試乗後、車体設計担当の小林浩二さんにそれを告げると「そういう乗り味を狙いました!」と答えてくれた。
「上手なライダーはコーナーの手前でキチッとブレーキングができ、車体を曲げていくための姿勢をつくれるのですが、新型ではブレーキングにそれほど気を遣わなくとも、楽に一次旋回に入っていけると思います」
開発チームは、今回の新型でディメンションを一新している。
ホイールベース 1405mm→1420mm
キャスター 23°50'→23°20'
トレール 98mm→95mm
装備重量 205kg(ABSモデル)→203kg
「エンジンの出力がものすごく出ているので、ホイールベースを伸ばして対応しています。マシンがライダーにやさしくなればなるほど速く走ることができる、と我々は考えていまして、過激で扱いづらい車体にならないよう設計しました」(小林さん)

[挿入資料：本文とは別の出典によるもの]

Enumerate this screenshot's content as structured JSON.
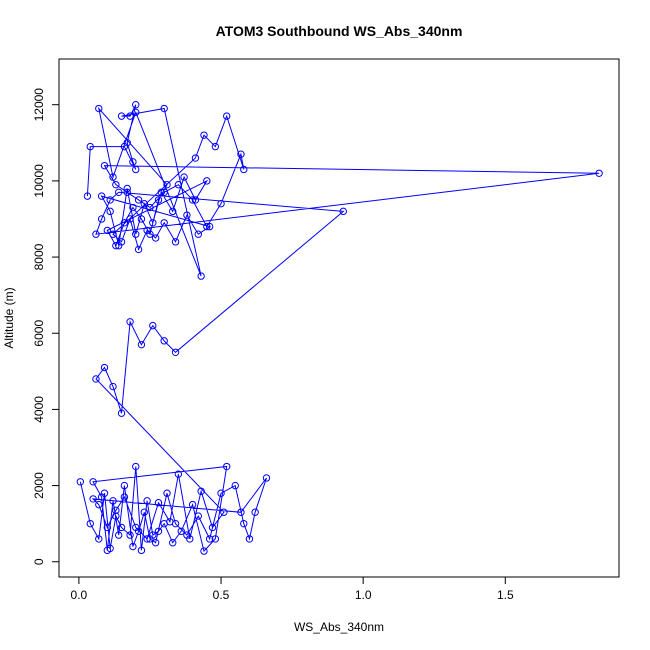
{
  "chart_data": {
    "type": "line",
    "title": "ATOM3 Southbound WS_Abs_340nm",
    "xlabel": "WS_Abs_340nm",
    "ylabel": "Altitude (m)",
    "xlim": [
      -0.07,
      1.9
    ],
    "ylim": [
      -400,
      13200
    ],
    "xticks": [
      0.0,
      0.5,
      1.0,
      1.5
    ],
    "xtick_labels": [
      "0.0",
      "0.5",
      "1.0",
      "1.5"
    ],
    "yticks": [
      0,
      2000,
      4000,
      6000,
      8000,
      10000,
      12000
    ],
    "ytick_labels": [
      "0",
      "2000",
      "4000",
      "6000",
      "8000",
      "10000",
      "12000"
    ],
    "grid": false,
    "legend": "none",
    "marker": "open-circle",
    "color": "#0000ff",
    "series": [
      {
        "x": [
          0.005,
          0.04,
          0.07,
          0.09,
          0.11,
          0.13,
          0.15,
          0.18,
          0.2,
          0.22,
          0.24,
          0.26,
          0.28,
          0.3,
          0.33,
          0.36,
          0.4,
          0.44,
          0.48,
          0.52,
          0.05,
          0.08,
          0.1,
          0.12,
          0.14,
          0.16,
          0.19,
          0.21,
          0.23,
          0.25,
          0.27,
          0.31,
          0.34,
          0.38,
          0.42,
          0.46,
          0.5,
          0.55,
          0.58,
          0.6,
          0.62,
          0.66,
          0.57,
          0.05,
          0.07,
          0.1,
          0.13,
          0.16,
          0.2,
          0.24,
          0.28,
          0.32,
          0.35,
          0.39,
          0.43,
          0.47,
          0.51,
          0.06,
          0.09,
          0.12,
          0.15,
          0.18,
          0.22,
          0.26,
          0.3,
          0.34,
          0.93,
          0.14,
          0.11,
          0.08,
          0.06,
          1.83,
          0.09,
          0.13,
          0.17,
          0.21,
          0.25,
          0.3,
          0.35,
          0.4,
          0.45,
          0.5,
          0.57,
          0.58,
          0.52,
          0.48,
          0.44,
          0.41,
          0.12,
          0.15,
          0.18,
          0.21,
          0.24,
          0.27,
          0.3,
          0.34,
          0.38,
          0.42,
          0.46,
          0.08,
          0.11,
          0.14,
          0.17,
          0.2,
          0.23,
          0.26,
          0.29,
          0.33,
          0.37,
          0.41,
          0.45,
          0.1,
          0.13,
          0.16,
          0.19,
          0.22,
          0.25,
          0.28,
          0.31,
          0.07,
          0.12,
          0.2,
          0.43,
          0.3,
          0.15,
          0.18,
          0.2,
          0.17,
          0.19,
          0.2,
          0.16,
          0.04,
          0.03
        ],
        "y": [
          2100,
          1000,
          600,
          1800,
          350,
          1200,
          900,
          700,
          2500,
          300,
          1600,
          700,
          800,
          1000,
          500,
          800,
          1500,
          280,
          600,
          2500,
          2100,
          1700,
          300,
          1600,
          700,
          2000,
          400,
          800,
          1300,
          600,
          500,
          1800,
          1000,
          700,
          1200,
          600,
          1800,
          2000,
          1000,
          600,
          1300,
          2200,
          1300,
          1650,
          1500,
          900,
          1350,
          1700,
          900,
          600,
          1550,
          1050,
          2300,
          600,
          1850,
          900,
          1300,
          4800,
          5100,
          4600,
          3900,
          6300,
          5700,
          6200,
          5800,
          5500,
          9200,
          9700,
          9500,
          9000,
          8600,
          10200,
          10400,
          9900,
          9700,
          9500,
          9300,
          9700,
          9900,
          9500,
          8800,
          9400,
          10700,
          10300,
          11700,
          10900,
          11200,
          10600,
          8600,
          8400,
          9000,
          8200,
          8700,
          8500,
          8900,
          8400,
          9100,
          8600,
          8800,
          9600,
          9200,
          8300,
          9800,
          8600,
          9400,
          8900,
          9700,
          9200,
          10100,
          9500,
          10000,
          8700,
          8300,
          8900,
          9300,
          9000,
          8600,
          9500,
          9900,
          11900,
          10100,
          11800,
          7500,
          11900,
          11700,
          11700,
          12000,
          11000,
          10500,
          10300,
          10900,
          10900,
          9600
        ]
      }
    ]
  }
}
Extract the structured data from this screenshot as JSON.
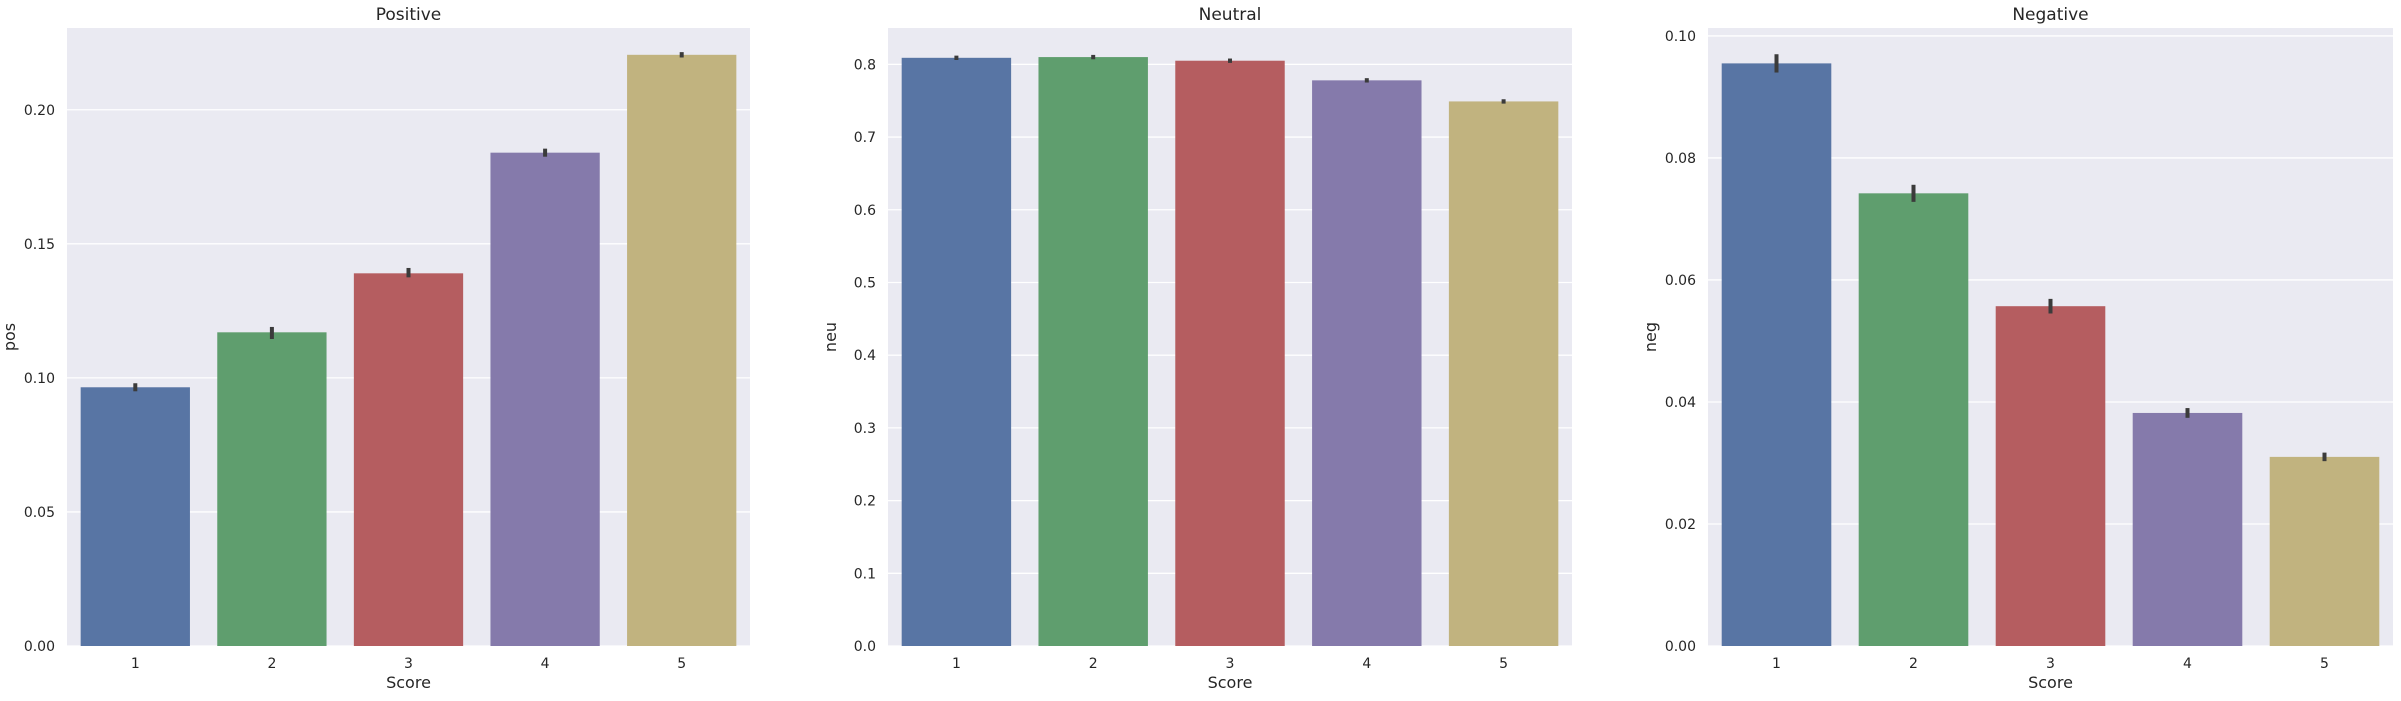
{
  "chart_data": [
    {
      "type": "bar",
      "title": "Positive",
      "xlabel": "Score",
      "ylabel": "pos",
      "categories": [
        "1",
        "2",
        "3",
        "4",
        "5"
      ],
      "values": [
        0.0965,
        0.117,
        0.139,
        0.184,
        0.2205
      ],
      "error_low": [
        0.095,
        0.1145,
        0.1375,
        0.1825,
        0.2195
      ],
      "error_high": [
        0.098,
        0.119,
        0.141,
        0.1855,
        0.2215
      ],
      "ylim": [
        0,
        0.2305
      ],
      "yticks": [
        0.0,
        0.05,
        0.1,
        0.15,
        0.2
      ],
      "ytick_labels": [
        "0.00",
        "0.05",
        "0.10",
        "0.15",
        "0.20"
      ],
      "grid": true
    },
    {
      "type": "bar",
      "title": "Neutral",
      "xlabel": "Score",
      "ylabel": "neu",
      "categories": [
        "1",
        "2",
        "3",
        "4",
        "5"
      ],
      "values": [
        0.809,
        0.81,
        0.805,
        0.778,
        0.749
      ],
      "error_low": [
        0.806,
        0.807,
        0.802,
        0.775,
        0.746
      ],
      "error_high": [
        0.812,
        0.813,
        0.808,
        0.781,
        0.752
      ],
      "ylim": [
        0,
        0.85
      ],
      "yticks": [
        0.0,
        0.1,
        0.2,
        0.3,
        0.4,
        0.5,
        0.6,
        0.7,
        0.8
      ],
      "ytick_labels": [
        "0.0",
        "0.1",
        "0.2",
        "0.3",
        "0.4",
        "0.5",
        "0.6",
        "0.7",
        "0.8"
      ],
      "grid": true
    },
    {
      "type": "bar",
      "title": "Negative",
      "xlabel": "Score",
      "ylabel": "neg",
      "categories": [
        "1",
        "2",
        "3",
        "4",
        "5"
      ],
      "values": [
        0.0955,
        0.0742,
        0.0557,
        0.0382,
        0.031
      ],
      "error_low": [
        0.094,
        0.0728,
        0.0545,
        0.0374,
        0.0303
      ],
      "error_high": [
        0.097,
        0.0756,
        0.0569,
        0.039,
        0.0317
      ],
      "ylim": [
        0,
        0.1013
      ],
      "yticks": [
        0.0,
        0.02,
        0.04,
        0.06,
        0.08,
        0.1
      ],
      "ytick_labels": [
        "0.00",
        "0.02",
        "0.04",
        "0.06",
        "0.08",
        "0.10"
      ],
      "grid": true
    }
  ],
  "colors": {
    "background": "#eaeaf2",
    "grid": "#ffffff",
    "bars": [
      "#5875a4",
      "#5f9e6e",
      "#b55d60",
      "#857aab",
      "#c1b37f"
    ],
    "error": "#3b3b3b"
  }
}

1つキモとなっているのは、スイングアームの長さだ。最終的に35mm伸ばした。2次減速比を含めて、最終段階まで熟考したという。
「結果的に、コーナーの立ち上がりでより早くアクセルを開けられるようになりました」(小林さん)
つまり、コーナーからの脱出が早くなり、ストレートでの加速もより鋭くなって速度を高めていける。
新型GSX-R1000Rはエンジンを6°後傾させたことによってエンジン前後長が短くなり、フロントアクスルからスイングアームピポットまでの距離を20mm短縮している。エンジンを前輪に近づけることでフロントまわりのフィーリングとライダーに届く情報量を増やすことに成功しているが、スイングアーム長を伸ばすことでハンドリングを過激すぎるものにせず、小林さんの言う“ライダーにやさしい”ものとしているのだ。
200ps近いパワーを発揮する1000ccスーパースポーツでありながら、やさしさ=扱いやすさを追求。それが速さに結びついた。